What they ask of us (and deserve from us) is more than an acknowledgment of who society says they should be for us. In human life, there is always a gap, sometimes a great one, between what should be and what is. We cannot come back to them with categories. We prescribe meaning on the world by way of categories, but those whom we love impose meaning upon us.

We can give our due to someone who is a category. We can work hard for them, do what circumstances ask, or even demand, of us. We can serve them nigh unto the heroic. But a person is not a category. A person cannot be contained, summarized, appraised.

Is this not what St.
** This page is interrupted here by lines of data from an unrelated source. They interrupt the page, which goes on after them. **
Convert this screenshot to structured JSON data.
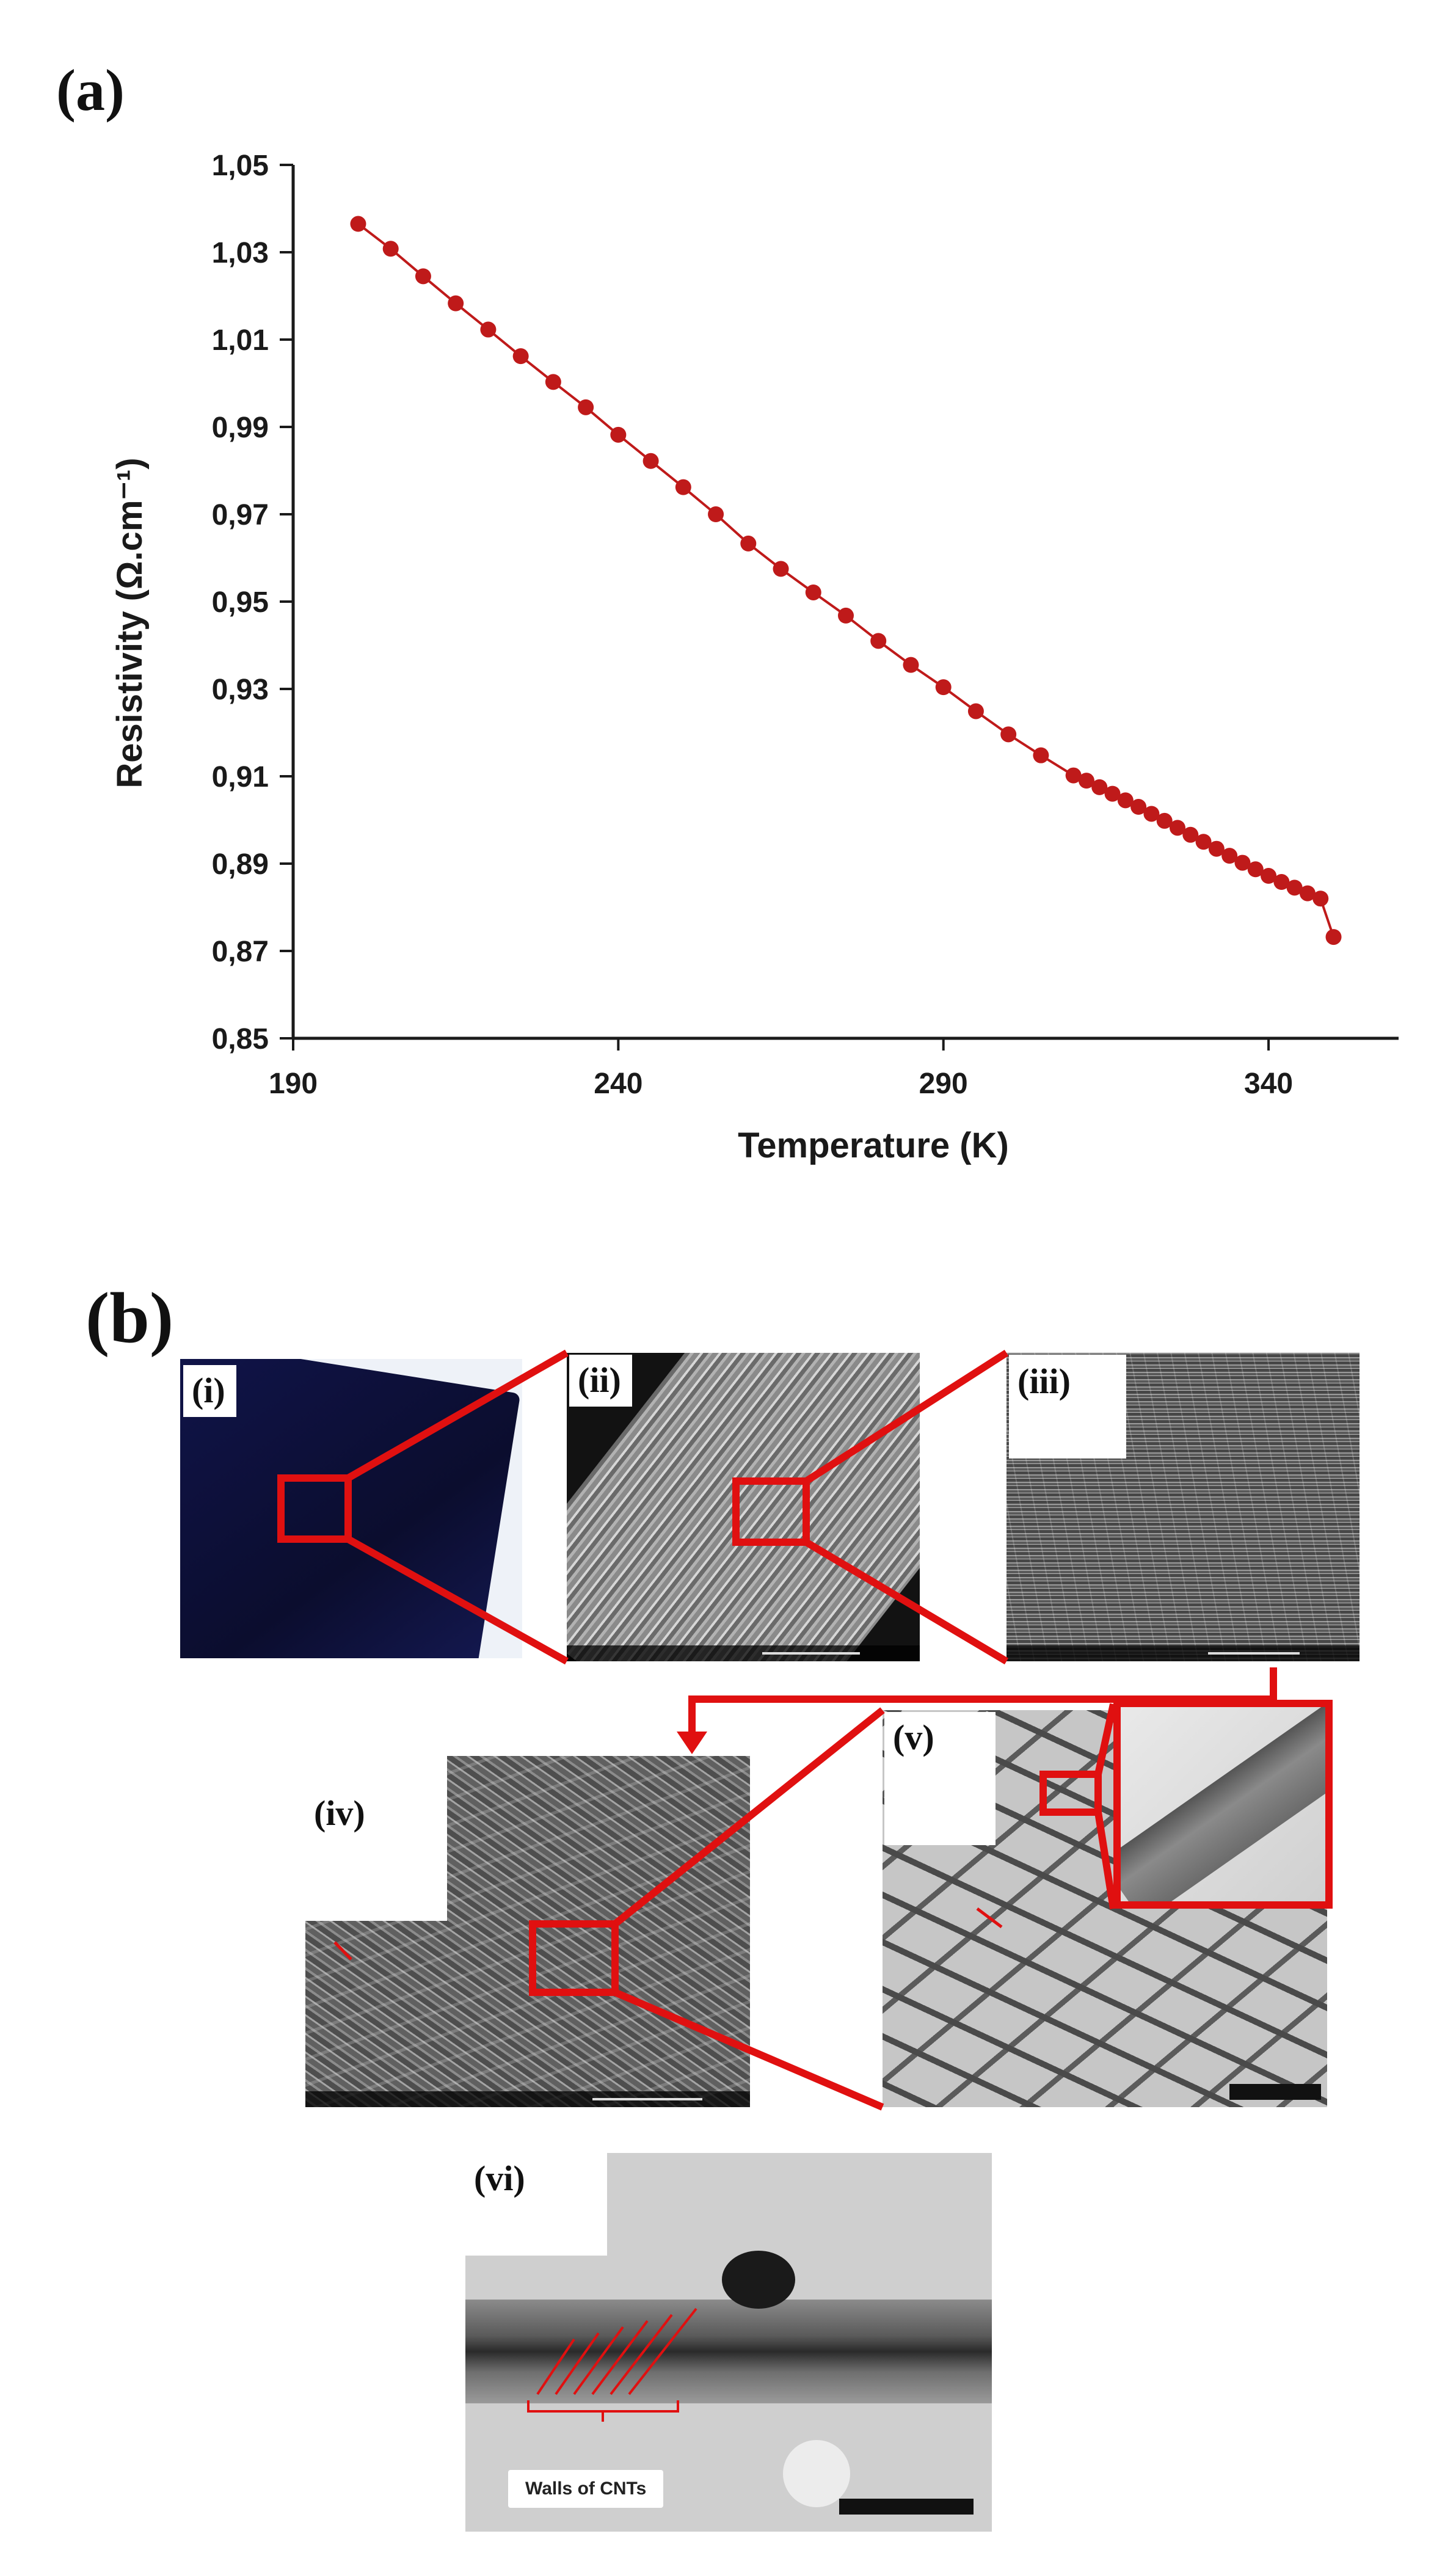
{
  "figure": {
    "panel_a_label": "(a)",
    "panel_b_label": "(b)"
  },
  "colors": {
    "data": "#bf1a1a",
    "highlight": "#e01010",
    "axis": "#1a1a1a"
  },
  "chart_data": {
    "type": "line",
    "xlabel": "Temperature (K)",
    "ylabel": "Resistivity (Ω.cm⁻¹)",
    "xlim": [
      190,
      360
    ],
    "ylim": [
      0.85,
      1.05
    ],
    "x_ticks": [
      190,
      240,
      290,
      340
    ],
    "x_tick_labels": [
      "190",
      "240",
      "290",
      "340"
    ],
    "y_ticks": [
      0.85,
      0.87,
      0.89,
      0.91,
      0.93,
      0.95,
      0.97,
      0.99,
      1.01,
      1.03,
      1.05
    ],
    "y_tick_labels": [
      "0,85",
      "0,87",
      "0,89",
      "0,91",
      "0,93",
      "0,95",
      "0,97",
      "0,99",
      "1,01",
      "1,03",
      "1,05"
    ],
    "grid": false,
    "marker": "circle",
    "series": [
      {
        "x": [
          200,
          205,
          210,
          215,
          220,
          225,
          230,
          235,
          240,
          245,
          250,
          255,
          260,
          265,
          270,
          275,
          280,
          285,
          290,
          295,
          300,
          305,
          310,
          312,
          314,
          316,
          318,
          320,
          322,
          324,
          326,
          328,
          330,
          332,
          334,
          336,
          338,
          340,
          342,
          344,
          346,
          348,
          350
        ],
        "y": [
          1.0365,
          1.0308,
          1.0245,
          1.0183,
          1.0123,
          1.0062,
          1.0003,
          0.9945,
          0.9882,
          0.9822,
          0.9762,
          0.97,
          0.9633,
          0.9575,
          0.9521,
          0.9468,
          0.941,
          0.9355,
          0.9304,
          0.9249,
          0.9196,
          0.9148,
          0.9102,
          0.909,
          0.9075,
          0.906,
          0.9045,
          0.903,
          0.9014,
          0.8998,
          0.8982,
          0.8966,
          0.895,
          0.8934,
          0.8918,
          0.8902,
          0.8887,
          0.8872,
          0.8858,
          0.8845,
          0.8832,
          0.882,
          0.8732
        ]
      }
    ]
  },
  "micrographs": {
    "i": "(i)",
    "ii": "(ii)",
    "iii": "(iii)",
    "iv": "(iv)",
    "v": "(v)",
    "vi": "(vi)"
  },
  "annotation": {
    "walls_label": "Walls  of CNTs"
  }
}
Paul meant when he wrote to his flock in Corinth?

If I speak in human and angelic tongues
but do not have love,
I am a resounding gong or a clashing cymbal.
And if I have the gift of prophecy
and comprehend all mysteries and all knowledge;
if I have all faith so as to move mountains
but do not have love,
I am nothing.
If I give away everything I own,
and if I hand my body over so that I may boast
but do not have love
I gain nothing (1 Cor 13:1-3).

Because love is of God, it is essentially unstable, explosive, all-consuming. Categories help us to contain the world and its denizens, but to love another is to lose the self, to collapse into another who becomes our world. Blaise Pascal put it well when he wrote, “Passion cannot be beautiful without excess; one either loves too much or not enough.”

Who am I to you? Friends, lovers, spouses, parents or children and Christ himself put this question to us. Do not come back with a category. You have got to come at it with yourself.